Зная все это и многое другое, Хэмфри Пэмп умело вел друга, пока очи с вывеской, сыром и ромом не вышли у черного бора на белую дорогу в той местности, где никто не стал бы их искать.

Напротив них лежало поле, а справа, в тени сосен, стоял очень ветхий домик, словно осевший под своей крышей. Рыжий ирландец лукаво улыбнулся. Он воткнул шест в землю, на пороге, и постучался в дверь.

Ее неспешно открыл старик, такой древний, что черты его лица терялись в лабиринте морщин. Он мог бы вылезти из дупла, и никто бы не удивился, если бы ему пошла вторая тысяча лет.

По-видимому, он не заметил вывески, которая стояла слева от двери. Все, что было живого в его глазах, очнулось при виде высокого человека в странной форме и при шпаге.

– Простите, – вежливо сказал капитан, – боюсь, моя формa вас удивляет. Это ливрея лорда Айвивуда. Все его слуги так одеты. Собственно, и арендаторы. быть может, – и вы… Как видите, я при шпаге. Лорд Айвквуд требует, чтобы каждый мужчина носил шпагу. «Можем ли мы утверждать, – сказал он мне вчера, когда я чистил ему брюки, – можем ли мы утверждать, что люди – братья, если отказываем им в символе мужества? Смеем ли мы говорить о свободе, если не даем гражданину того, что всегда отличало свободного от раба? Надо ли страшиться грубых злоупотреблений, которые предвещает мой достопочтенный друг, чистящий ножи? Нет, не надо, ибо этот дар свидетельствует о том, что мы глубоко верим в вашу любовь к суровым радостям мира; и тот, кто вправе разить, умеет щадить».

Произнося всю эту ерунду и пышно помавая рукою, капитан вкатил сыр и бочонок в дом изумленного крестьянина. Хэмфри Пэмн угрюмо и послушно вошел вслед зa ним, неся под мышкой ружье.

– Лорд Айвивуд, – сказал Дмрой, ставя бочонок с ромом на сосновый стол, – хочет выпить с вами вина. Или, говоря точнее, рома. Не повторяйте, друг мой, сказок о том, что лорд Айвивуд противник крепких напитков. Мы на кухне называем его «трехбутыльный Айвивуд». Он пьет только ром. Ром или ничего.

«Вино может предать вас, – сказал он на днях (я запомнил эти слова, особенно удачные даже для его милости, и перестал чистить лестницу, на зерху которой он стоял, дабы записать их), – вино может предать вас, виски-уподобить зверю, но нигде на священных страницах не найдем мы осуждения сладчайшему напитку, который так дорог морякам. Ни пророк, ни священник не нарушил молчания, и в Библии нигде не сказано о роме».

Потом он объяснил мне, – продолжал Дэлрой, указывая знаком, чтобы Пэмп откупорил бочку, – что ром не принесет вреда молодым, неопытным людям, если они заедают его сыром, особенно же – тем сыром, который я принес с собой.

Забыл, как он называется.

– Чеддар, – мрачно сказал Пэмп.

– Но заметьте! – продолжал капитан, приходя в бешенство и грозя старику огромным пальцем. – Заметьте, сыр надо есть без хлеба. Страшные беды, нанесенные сыром в этом графстве некогда счастливым очагам, проистекают из неосторожного, безумного обычая есть хлеб. От меня, друг мой, вы хлеба не получите. Лорд Айвивуд приказал изъять упоминание об этом вредном продукте из молитвы Господней. Выпьем.

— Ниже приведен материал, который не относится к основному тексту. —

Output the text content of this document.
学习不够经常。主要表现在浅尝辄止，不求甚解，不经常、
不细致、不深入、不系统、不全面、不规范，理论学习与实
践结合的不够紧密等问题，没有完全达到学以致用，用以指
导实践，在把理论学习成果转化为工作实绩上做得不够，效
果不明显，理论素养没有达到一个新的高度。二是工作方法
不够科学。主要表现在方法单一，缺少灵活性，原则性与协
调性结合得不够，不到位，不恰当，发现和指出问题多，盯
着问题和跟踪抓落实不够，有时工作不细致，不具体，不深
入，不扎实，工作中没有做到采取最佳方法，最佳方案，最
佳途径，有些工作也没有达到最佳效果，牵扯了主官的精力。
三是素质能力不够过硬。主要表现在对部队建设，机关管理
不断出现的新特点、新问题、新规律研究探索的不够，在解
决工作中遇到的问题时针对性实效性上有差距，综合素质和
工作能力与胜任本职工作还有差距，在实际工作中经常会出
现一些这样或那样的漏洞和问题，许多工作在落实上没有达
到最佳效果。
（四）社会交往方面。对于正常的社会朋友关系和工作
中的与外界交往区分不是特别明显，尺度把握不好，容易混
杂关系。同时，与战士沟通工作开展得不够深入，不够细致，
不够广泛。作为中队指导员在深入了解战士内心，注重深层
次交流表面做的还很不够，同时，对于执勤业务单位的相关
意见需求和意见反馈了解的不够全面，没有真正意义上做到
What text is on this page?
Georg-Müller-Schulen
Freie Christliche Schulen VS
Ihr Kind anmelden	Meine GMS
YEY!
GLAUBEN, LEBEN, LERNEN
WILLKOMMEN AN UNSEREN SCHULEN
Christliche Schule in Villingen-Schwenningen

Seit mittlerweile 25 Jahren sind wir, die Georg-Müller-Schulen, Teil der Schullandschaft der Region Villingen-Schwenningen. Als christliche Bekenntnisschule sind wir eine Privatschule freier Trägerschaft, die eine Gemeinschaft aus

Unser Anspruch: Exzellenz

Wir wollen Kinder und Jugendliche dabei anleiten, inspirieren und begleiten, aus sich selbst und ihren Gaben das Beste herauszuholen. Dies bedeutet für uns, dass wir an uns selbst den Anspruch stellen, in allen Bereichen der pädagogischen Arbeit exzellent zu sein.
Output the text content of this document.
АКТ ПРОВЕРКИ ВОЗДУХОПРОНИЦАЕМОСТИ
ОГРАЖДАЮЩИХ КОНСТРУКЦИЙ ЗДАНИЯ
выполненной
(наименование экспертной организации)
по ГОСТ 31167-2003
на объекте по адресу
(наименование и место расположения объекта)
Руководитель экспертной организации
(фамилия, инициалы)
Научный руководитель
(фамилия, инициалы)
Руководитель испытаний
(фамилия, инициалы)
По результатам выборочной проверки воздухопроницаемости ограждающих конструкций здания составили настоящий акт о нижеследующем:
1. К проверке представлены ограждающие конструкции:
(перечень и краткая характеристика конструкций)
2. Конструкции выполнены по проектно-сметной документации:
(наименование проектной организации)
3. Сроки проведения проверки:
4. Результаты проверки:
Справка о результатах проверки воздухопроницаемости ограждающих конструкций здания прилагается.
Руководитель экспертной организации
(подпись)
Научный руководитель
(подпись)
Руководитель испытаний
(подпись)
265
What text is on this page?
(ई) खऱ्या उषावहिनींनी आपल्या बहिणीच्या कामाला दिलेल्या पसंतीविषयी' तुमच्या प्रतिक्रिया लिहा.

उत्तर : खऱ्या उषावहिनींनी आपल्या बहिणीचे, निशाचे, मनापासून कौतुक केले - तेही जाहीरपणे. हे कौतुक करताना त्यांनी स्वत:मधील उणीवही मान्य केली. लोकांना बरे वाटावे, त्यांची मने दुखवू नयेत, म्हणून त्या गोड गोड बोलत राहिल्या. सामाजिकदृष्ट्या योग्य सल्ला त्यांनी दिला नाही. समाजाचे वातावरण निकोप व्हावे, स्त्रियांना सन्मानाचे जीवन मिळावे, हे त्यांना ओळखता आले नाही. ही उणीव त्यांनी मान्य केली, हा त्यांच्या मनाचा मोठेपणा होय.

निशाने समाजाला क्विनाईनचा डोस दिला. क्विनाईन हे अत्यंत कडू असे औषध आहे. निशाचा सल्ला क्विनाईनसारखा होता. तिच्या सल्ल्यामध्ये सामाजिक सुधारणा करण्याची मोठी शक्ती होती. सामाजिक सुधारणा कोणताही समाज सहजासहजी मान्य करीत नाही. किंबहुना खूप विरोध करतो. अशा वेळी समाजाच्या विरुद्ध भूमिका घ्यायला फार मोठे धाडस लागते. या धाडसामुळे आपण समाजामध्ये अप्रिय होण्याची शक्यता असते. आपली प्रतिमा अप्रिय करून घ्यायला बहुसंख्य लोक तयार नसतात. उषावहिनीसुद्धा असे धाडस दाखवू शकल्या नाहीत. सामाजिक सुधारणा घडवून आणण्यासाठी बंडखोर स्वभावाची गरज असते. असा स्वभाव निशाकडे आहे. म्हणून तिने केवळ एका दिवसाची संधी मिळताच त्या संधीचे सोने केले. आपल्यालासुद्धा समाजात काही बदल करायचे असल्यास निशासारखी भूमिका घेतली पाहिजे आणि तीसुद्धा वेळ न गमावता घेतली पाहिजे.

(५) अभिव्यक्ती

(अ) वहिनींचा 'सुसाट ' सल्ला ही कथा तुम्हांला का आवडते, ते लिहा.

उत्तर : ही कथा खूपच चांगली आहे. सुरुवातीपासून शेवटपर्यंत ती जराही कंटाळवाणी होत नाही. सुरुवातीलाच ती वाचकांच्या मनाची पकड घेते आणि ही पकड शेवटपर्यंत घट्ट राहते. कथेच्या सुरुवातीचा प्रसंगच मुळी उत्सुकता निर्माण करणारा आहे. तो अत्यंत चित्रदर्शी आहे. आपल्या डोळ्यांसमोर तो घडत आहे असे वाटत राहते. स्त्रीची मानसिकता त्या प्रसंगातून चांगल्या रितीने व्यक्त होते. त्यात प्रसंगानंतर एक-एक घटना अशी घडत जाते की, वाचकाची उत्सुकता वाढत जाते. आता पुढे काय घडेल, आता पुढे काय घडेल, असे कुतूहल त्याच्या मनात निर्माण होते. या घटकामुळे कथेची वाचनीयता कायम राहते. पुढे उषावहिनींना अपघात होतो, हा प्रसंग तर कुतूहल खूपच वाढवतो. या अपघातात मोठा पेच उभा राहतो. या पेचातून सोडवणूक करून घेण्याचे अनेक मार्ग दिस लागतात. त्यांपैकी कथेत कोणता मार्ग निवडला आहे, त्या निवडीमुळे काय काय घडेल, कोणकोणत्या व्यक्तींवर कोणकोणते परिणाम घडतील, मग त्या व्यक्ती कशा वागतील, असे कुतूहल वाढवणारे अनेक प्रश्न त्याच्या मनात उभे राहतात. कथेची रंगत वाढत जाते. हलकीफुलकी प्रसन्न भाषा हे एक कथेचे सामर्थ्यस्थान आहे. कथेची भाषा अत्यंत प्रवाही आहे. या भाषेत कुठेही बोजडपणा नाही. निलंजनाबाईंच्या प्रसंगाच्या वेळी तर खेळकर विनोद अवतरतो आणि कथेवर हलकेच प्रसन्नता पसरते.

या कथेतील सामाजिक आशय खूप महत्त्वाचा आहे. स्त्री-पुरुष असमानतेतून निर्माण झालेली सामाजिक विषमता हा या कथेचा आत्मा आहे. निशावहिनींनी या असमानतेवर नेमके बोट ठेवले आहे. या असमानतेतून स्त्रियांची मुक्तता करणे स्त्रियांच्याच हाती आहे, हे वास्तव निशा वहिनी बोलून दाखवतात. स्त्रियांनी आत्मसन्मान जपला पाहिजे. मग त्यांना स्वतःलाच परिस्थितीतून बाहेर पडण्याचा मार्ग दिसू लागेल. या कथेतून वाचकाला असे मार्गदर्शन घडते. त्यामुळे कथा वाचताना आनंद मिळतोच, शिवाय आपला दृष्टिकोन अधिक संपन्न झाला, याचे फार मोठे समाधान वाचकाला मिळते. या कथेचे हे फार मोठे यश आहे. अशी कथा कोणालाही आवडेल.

Он уже налил рому в два толстых стакана и разбитую чашку, которые по его знаку вынул старик, и теперь торжественно выпил за его здоровье.

– Большое спасибо, сэр, – сказал старик, впервые пустив в дело свой надтреснутый голос. Потом выпил; и старое его лицо просияло, как старый фонарь, в котором зажгли свечку.

– А! – сказал он. – У меня сын моряк.

– Желаю ему счастливого плаванья, – сказал капитан. – Сейчас я спою вам песню о самом первом моряке, который (как тонко заметил лорд Айвивуд) жил в те времена, когда не было рома.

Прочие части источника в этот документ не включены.